George Luks | |
Birth Date: | August 13, 1867 |
Birth Place: | Williamsport, Pennsylvania, U.S. |
Death Place: | New York City, U.S. |
Field: | Painting, comics |
Training: | Pennsylvania Academy |
Movement: | Ashcan School |
Works: | The Wrestlers |
George Benjamin Luks (August 13, 1867 – October 29, 1933) was an American artist, identified with the aggressively realistic Ashcan School of American painting. After travelling and studying in Europe, Luks worked as a newspaper illustrator and cartoonist in Philadelphia, where he became part of a close-knit group, led by Robert Henri, that set out to defy the genteel values imposed by the influential National Academy of Design. His best-known paintings reflect the life of the poor and hard-pressed on Manhattan’s Lower East Side.
Luks was born in Williamsport, Pennsylvania, to Central European immigrants. According to the 1880 census, his father was born in Poland and his mother in Bavaria, Germany. His father was a physician and apothecary and his mother was an amateur painter and musician. The Luks family eventually moved to Pottsville, Pennsylvania, in east central Pennsylvania, near the coal fields. In this setting, he learned at a young age about poverty and compassion as he observed his parents helping the coal miners' families.[1]
Luks began his working life in vaudeville. He and his younger brother played the Pennsylvania and New Jersey vaudeville circuit in the early 1880s while still in their teens.[2]
He left performing when he decided to pursue a career as an artist. Luks knew from a young age that he wanted to be an artist and studied briefly at the Pennsylvania Academy of the Fine Arts before he traveled to Europe, where he attended several art schools and studied the Old Masters. He became an admirer of Spanish and Dutch painting, especially the work of Diego Velázquez and Frans Hals. Manet's energy and technique also appealed to Luks.[3] Later he went to Düsseldorf, where he lived with a distant relative, allegedly a retired lion tamer, and took classes at the Düsseldorf School of Art. He eventually abandoned Düsseldorf for the more stimulating spheres of London and Paris.

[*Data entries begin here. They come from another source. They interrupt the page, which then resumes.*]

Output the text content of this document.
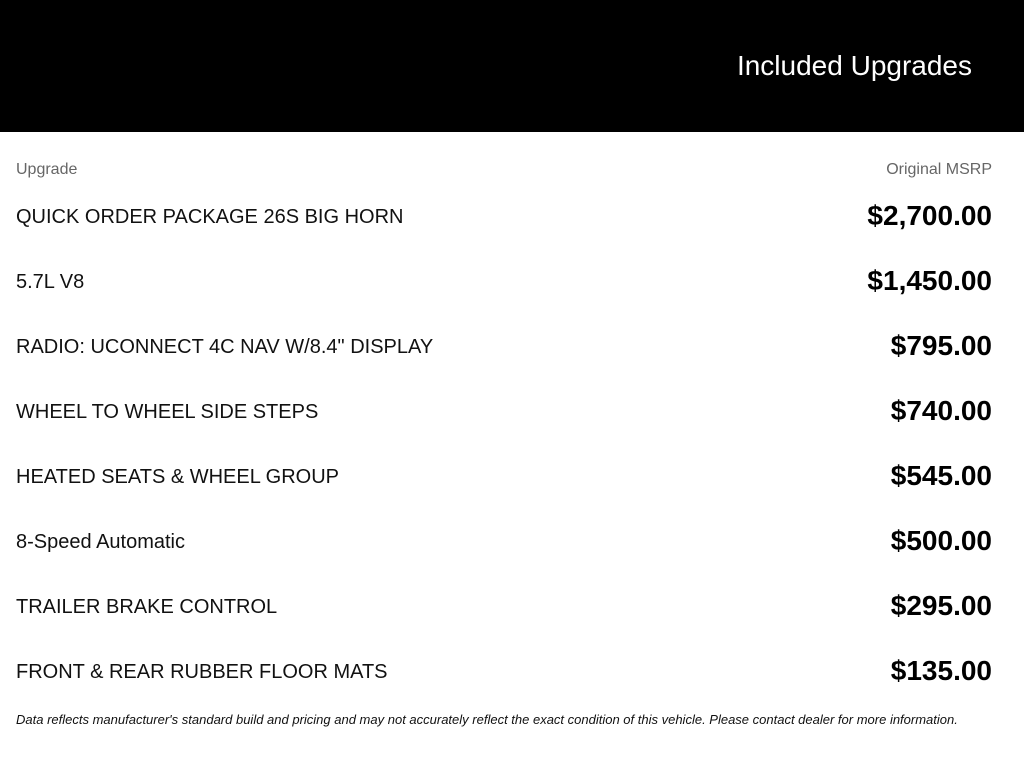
Included Upgrades
Upgrade	Original MSRP
QUICK ORDER PACKAGE 26S BIG HORN	$2,700.00
5.7L V8	$1,450.00
RADIO: UCONNECT 4C NAV W/8.4" DISPLAY	$795.00
WHEEL TO WHEEL SIDE STEPS	$740.00
HEATED SEATS & WHEEL GROUP	$545.00
8-Speed Automatic	$500.00
TRAILER BRAKE CONTROL	$295.00
FRONT & REAR RUBBER FLOOR MATS	$135.00
Data reflects manufacturer's standard build and pricing and may not accurately reflect the exact condition of this vehicle. Please contact dealer for more information.
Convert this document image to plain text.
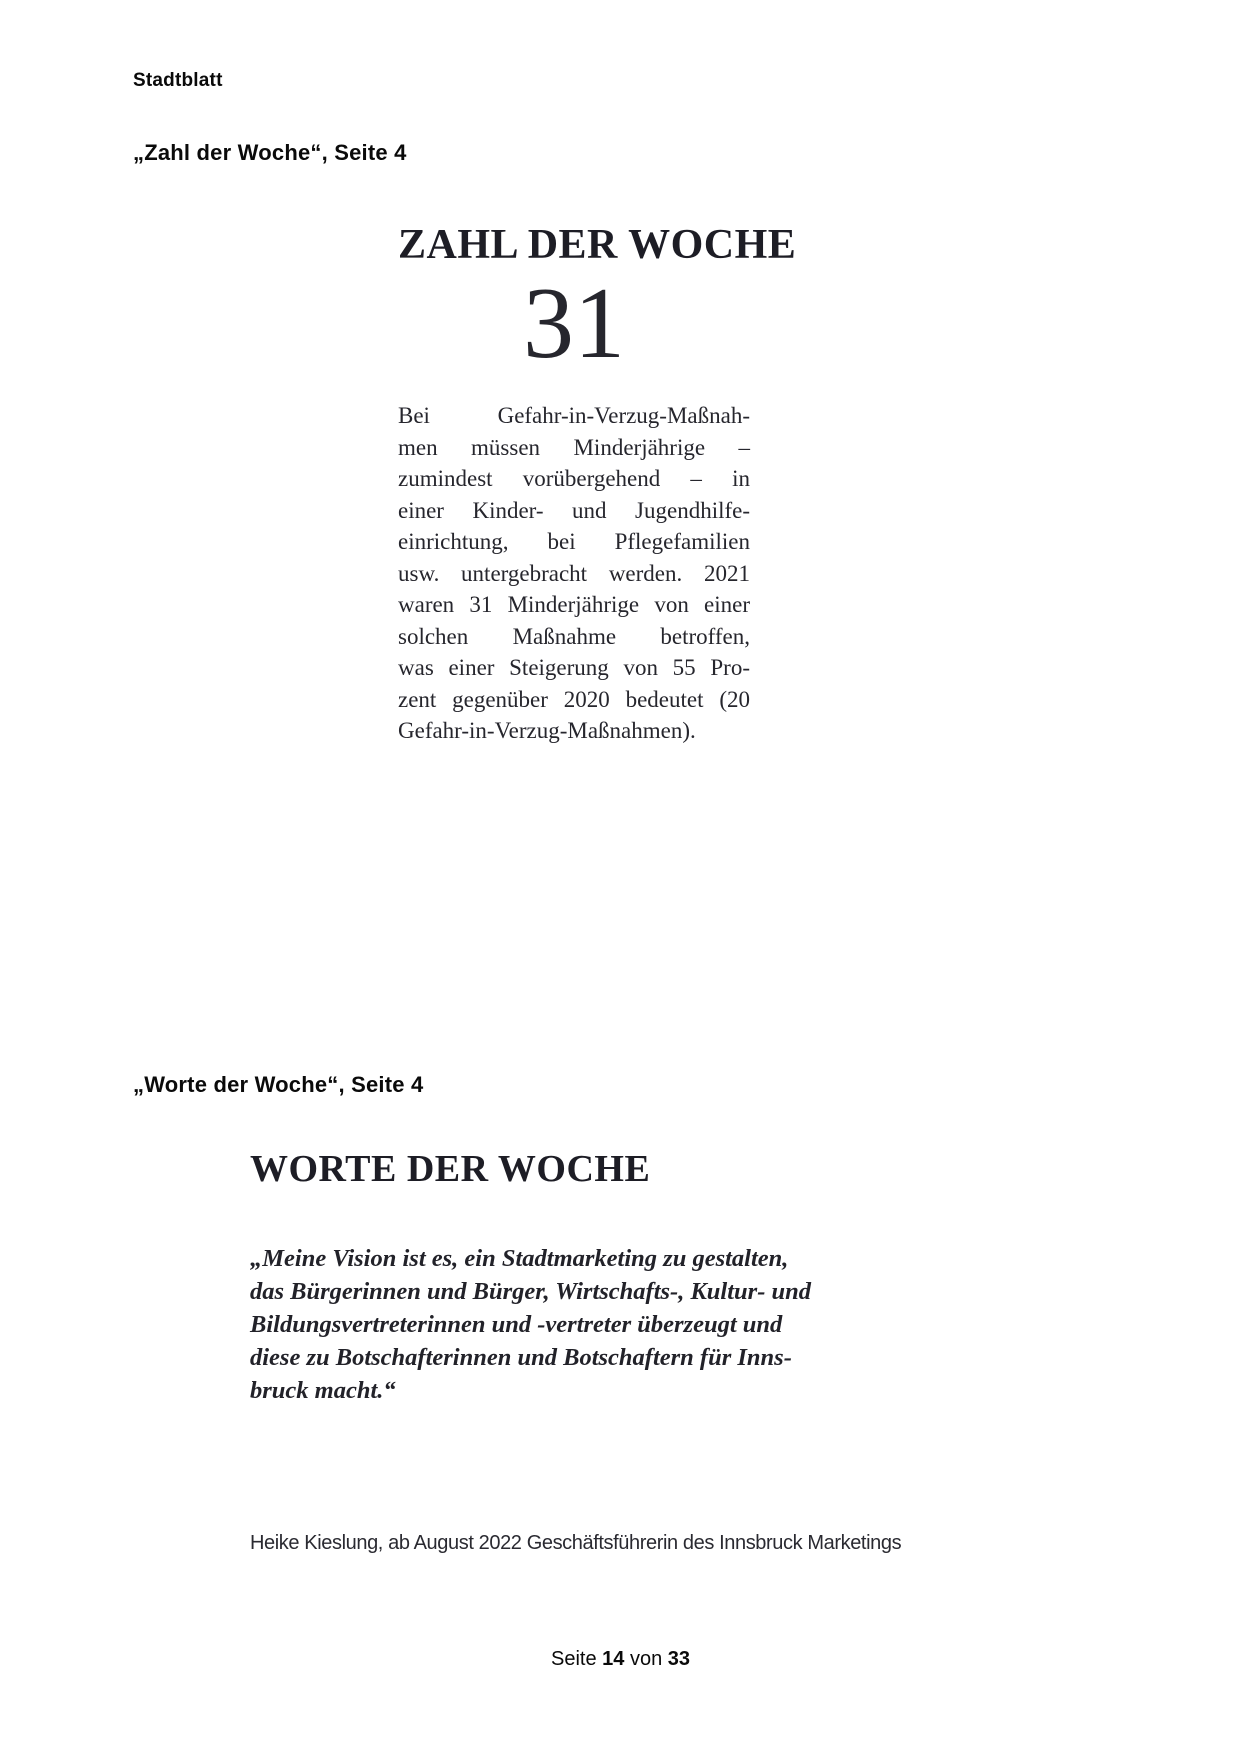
Stadtblatt
„Zahl der Woche“, Seite 4
ZAHL DER WOCHE
31
Bei Gefahr-in-Verzug-Maßnah-
men müssen Minderjährige –
zumindest vorübergehend – in
einer Kinder- und Jugendhilfe-
einrichtung, bei Pflegefamilien
usw. untergebracht werden. 2021
waren 31 Minderjährige von einer
solchen Maßnahme betroffen,
was einer Steigerung von 55 Pro-
zent gegenüber 2020 bedeutet (20
Gefahr-in-Verzug-Maßnahmen).
„Worte der Woche“, Seite 4
WORTE DER WOCHE
„Meine Vision ist es, ein Stadtmarketing zu gestalten,
das Bürgerinnen und Bürger, Wirtschafts-, Kultur- und
Bildungsvertreterinnen und -vertreter überzeugt und
diese zu Botschafterinnen und Botschaftern für Inns-
bruck macht.“
Heike Kieslung, ab August 2022 Geschäftsführerin des Innsbruck Marketings
Seite 14 von 33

In 1893, Luks returned to Philadelphia, where he eventually found work as an illustrator for the Philadelphia Press. As Robert L. Gambone writes, "Luks's experience as a Press artist-reporter proved seminal to his career, not so much for the work he accomplished as for the lifelong friends he acquired."[4] Working at that newspaper, he met John Sloan, William Glackens, and Everett Shinn. These men would gather for weekly meetings, ribaldly social as well as intellectual, at the studio of Robert Henri, a painter several years their senior. Henri encouraged his younger friends to read Whitman, Emerson, Zola, and Ibsen as well as William Morris Hunt's Talks on Art and George Moore's Modern Painting. Chafing under the limitations of the Genteel Tradition, he wanted them to consider the need for a new style of painting that would speak more to their own time and experience. Henri was a persuasive advocate for the vigorous depiction of ordinary life; he believed American painters needed to shun genteel subjects and academic polish and to learn to paint more rapidly.[5] In Luks, he had a ready listener but also a man who was never going to be comfortable in the role of acolyte.
In 1896, Luks moved to New York City and began work as an artist for Joseph Pulitzer's New York World, where one of his assignments was to draw the popular Hogan's Alley comic strip series (featuring the Yellow Kid). Luks began drawing the Yellow Kid after its creator, Richard F. Outcault, departed the World for William Randolph Hearst's New York Journal. [6] [7]
During his time as an illustrator there, he lived with William Glackens.[8] Along with Everett Shinn and Robert Henri, Glackens encouraged Luks to spend more time on his serious painting.[9] What ensued were several productive years in which Luks painted some of the most vigorous examples of what would be called "Ashcan art."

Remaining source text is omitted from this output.